@wissox
As @Kcmatt7 said, it all has to do with salary caps, revenue sharing, and those things.
MLB does not have a salary cap. As a result, the MLB has team salaries ranging from Boston at $228M and Tampa Bay at a little under $70M.
In the NFL, the salary cap is about $177M, with teams spending about that much - there is some complex accounting that goes into cap hits, etc., but the Giants can't spend three times what the Jaguars can.
In the NBA, there is both a salary cap and a salary floor. The NFL has a cap, but no floor, but probably has the best revenue sharing plan of all the major sports (in large part because the television deals are all national deals).
The reason basketball and football can do this is revenue sharing. In those leagues, the money goes into the same pot, so as the pot grows larger, everyone gets an equal piece of an ever growing pie.

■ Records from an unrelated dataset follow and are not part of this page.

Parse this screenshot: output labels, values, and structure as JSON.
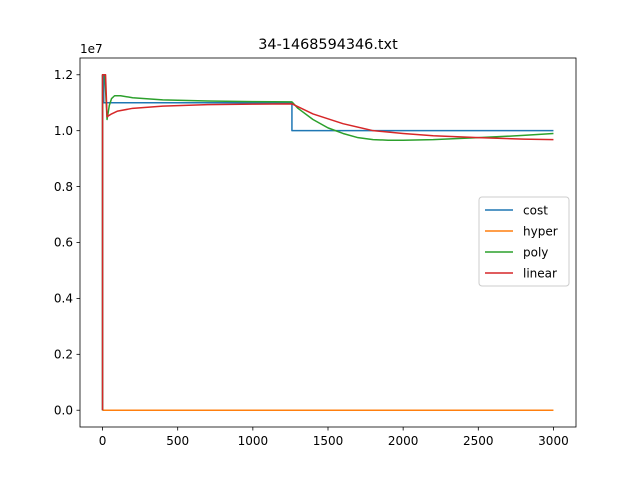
{
  "chart_data": {
    "type": "line",
    "title": "34-1468594346.txt",
    "xlabel": "",
    "ylabel": "",
    "y_scale_note": "1e7",
    "xlim": [
      -150,
      3150
    ],
    "ylim": [
      -0.06,
      1.26
    ],
    "x_ticks": [
      0,
      500,
      1000,
      1500,
      2000,
      2500,
      3000
    ],
    "x_tick_labels": [
      "0",
      "500",
      "1000",
      "1500",
      "2000",
      "2500",
      "3000"
    ],
    "y_ticks": [
      0.0,
      0.2,
      0.4,
      0.6,
      0.8,
      1.0,
      1.2
    ],
    "y_tick_labels": [
      "0.0",
      "0.2",
      "0.4",
      "0.6",
      "0.8",
      "1.0",
      "1.2"
    ],
    "grid": false,
    "legend_position": "center-right",
    "series": [
      {
        "name": "cost",
        "color": "#1f77b4",
        "points": [
          [
            0,
            0
          ],
          [
            0,
            1.2
          ],
          [
            8,
            1.2
          ],
          [
            8,
            1.1
          ],
          [
            1260,
            1.1
          ],
          [
            1260,
            1.0
          ],
          [
            3000,
            1.0
          ]
        ]
      },
      {
        "name": "hyper",
        "color": "#ff7f0e",
        "points": [
          [
            0,
            0
          ],
          [
            3000,
            0
          ]
        ]
      },
      {
        "name": "poly",
        "color": "#2ca02c",
        "points": [
          [
            0,
            0
          ],
          [
            0,
            1.2
          ],
          [
            15,
            1.2
          ],
          [
            30,
            1.04
          ],
          [
            45,
            1.09
          ],
          [
            60,
            1.115
          ],
          [
            80,
            1.125
          ],
          [
            120,
            1.125
          ],
          [
            200,
            1.118
          ],
          [
            400,
            1.11
          ],
          [
            700,
            1.106
          ],
          [
            1000,
            1.104
          ],
          [
            1260,
            1.103
          ],
          [
            1300,
            1.08
          ],
          [
            1400,
            1.04
          ],
          [
            1500,
            1.01
          ],
          [
            1600,
            0.99
          ],
          [
            1700,
            0.975
          ],
          [
            1800,
            0.968
          ],
          [
            1900,
            0.966
          ],
          [
            2000,
            0.966
          ],
          [
            2200,
            0.968
          ],
          [
            2500,
            0.975
          ],
          [
            2800,
            0.983
          ],
          [
            3000,
            0.99
          ]
        ]
      },
      {
        "name": "linear",
        "color": "#d62728",
        "points": [
          [
            0,
            0
          ],
          [
            0,
            1.2
          ],
          [
            20,
            1.2
          ],
          [
            30,
            1.05
          ],
          [
            60,
            1.06
          ],
          [
            100,
            1.07
          ],
          [
            200,
            1.08
          ],
          [
            400,
            1.088
          ],
          [
            700,
            1.093
          ],
          [
            1000,
            1.095
          ],
          [
            1260,
            1.096
          ],
          [
            1400,
            1.06
          ],
          [
            1600,
            1.025
          ],
          [
            1800,
            1.0
          ],
          [
            2000,
            0.99
          ],
          [
            2200,
            0.982
          ],
          [
            2500,
            0.975
          ],
          [
            2800,
            0.97
          ],
          [
            3000,
            0.968
          ]
        ]
      }
    ]
  }
}
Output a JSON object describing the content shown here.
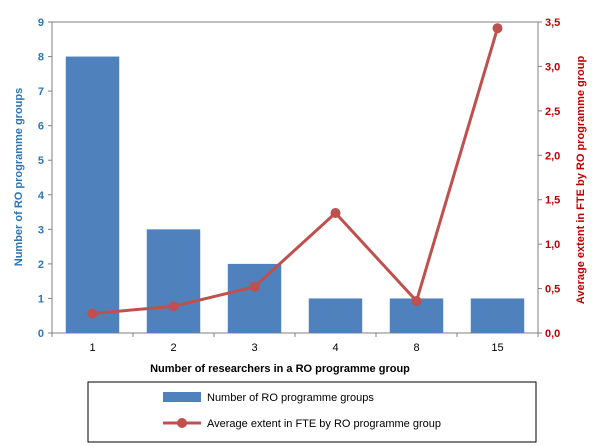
{
  "chart_data": {
    "type": "bar+line",
    "categories": [
      "1",
      "2",
      "3",
      "4",
      "8",
      "15"
    ],
    "series": [
      {
        "name": "Number of RO programme groups",
        "type": "bar",
        "axis": "left",
        "color": "#4F81BD",
        "values": [
          8,
          3,
          2,
          1,
          1,
          1
        ]
      },
      {
        "name": "Average extent in FTE by RO programme group",
        "type": "line",
        "axis": "right",
        "color": "#C0504D",
        "values": [
          0.22,
          0.3,
          0.52,
          1.35,
          0.36,
          3.43
        ]
      }
    ],
    "xlabel": "Number of researchers in a RO programme group",
    "ylabel_left": "Number of RO programme groups",
    "ylabel_right": "Average extent in FTE by RO programme group",
    "ylim_left": [
      0,
      9
    ],
    "yticks_left": [
      "0",
      "1",
      "2",
      "3",
      "4",
      "5",
      "6",
      "7",
      "8",
      "9"
    ],
    "ylim_right": [
      0,
      3.5
    ],
    "yticks_right": [
      "0,0",
      "0,5",
      "1,0",
      "1,5",
      "2,0",
      "2,5",
      "3,0",
      "3,5"
    ],
    "grid": false,
    "legend_position": "bottom"
  }
}
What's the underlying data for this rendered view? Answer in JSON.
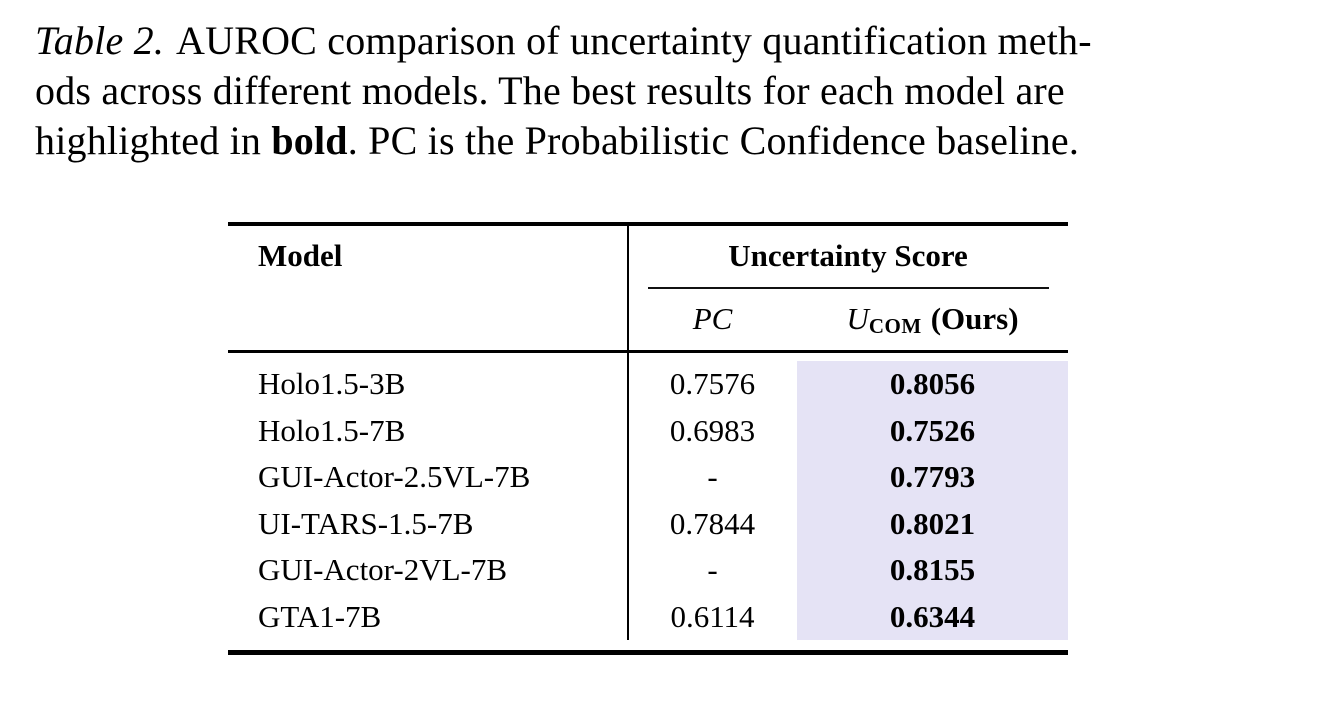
{
  "caption": {
    "label": "Table 2.",
    "line1_rest": "AUROC comparison of uncertainty quantification meth-",
    "line2": "ods across different models. The best results for each model are",
    "line3_pre": "highlighted in ",
    "line3_bold": "bold",
    "line3_post": ". PC is the Probabilistic Confidence baseline."
  },
  "table": {
    "col_model_header": "Model",
    "group_header": "Uncertainty Score",
    "pc_header": "PC",
    "u_symbol": "U",
    "u_subscript": "COM",
    "u_ours": "(Ours)",
    "highlight_color": "#E5E3F5",
    "rows": [
      {
        "model": "Holo1.5-3B",
        "pc": "0.7576",
        "ucom": "0.8056"
      },
      {
        "model": "Holo1.5-7B",
        "pc": "0.6983",
        "ucom": "0.7526"
      },
      {
        "model": "GUI-Actor-2.5VL-7B",
        "pc": "-",
        "ucom": "0.7793"
      },
      {
        "model": "UI-TARS-1.5-7B",
        "pc": "0.7844",
        "ucom": "0.8021"
      },
      {
        "model": "GUI-Actor-2VL-7B",
        "pc": "-",
        "ucom": "0.8155"
      },
      {
        "model": "GTA1-7B",
        "pc": "0.6114",
        "ucom": "0.6344"
      }
    ]
  }
}
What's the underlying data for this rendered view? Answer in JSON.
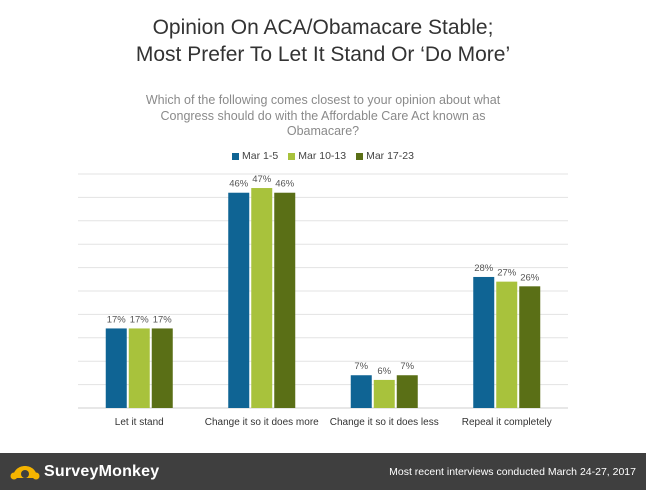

Baseball is not like that. They have only limited revenue sharing, which means that a team like the Yankees, operating in the largest market, can capture a much larger payout from its television deal than teams like Tampa, KC and Milwaukee can. The NBA dealt with this problem by tying TV money into BRI (basketball related income) and making that a part of their revenue sharing plan. Since only a percentage of BRI goes to player salaries, the NBA basically guarantees profitability.
To really make things fair, you have to have revenue sharing, a salary cap and a salary floor. The NBA does this best, tying the cap and floor to BRI. As that income goes up, the players share in the increased profits. The NFL has the best revenue sharing, but doesn't share that revenue with the players (why the NFLPA is incredibly weak compared to MLBPA and NBPA).
Baseball probably won't get a cap until they get comprehensive revenue sharing to ensure that a team like Tampa Bay won't get buried by the cap, but they also need a floor to make sure an owner won't just pocket the revenue instead of spending it on salary.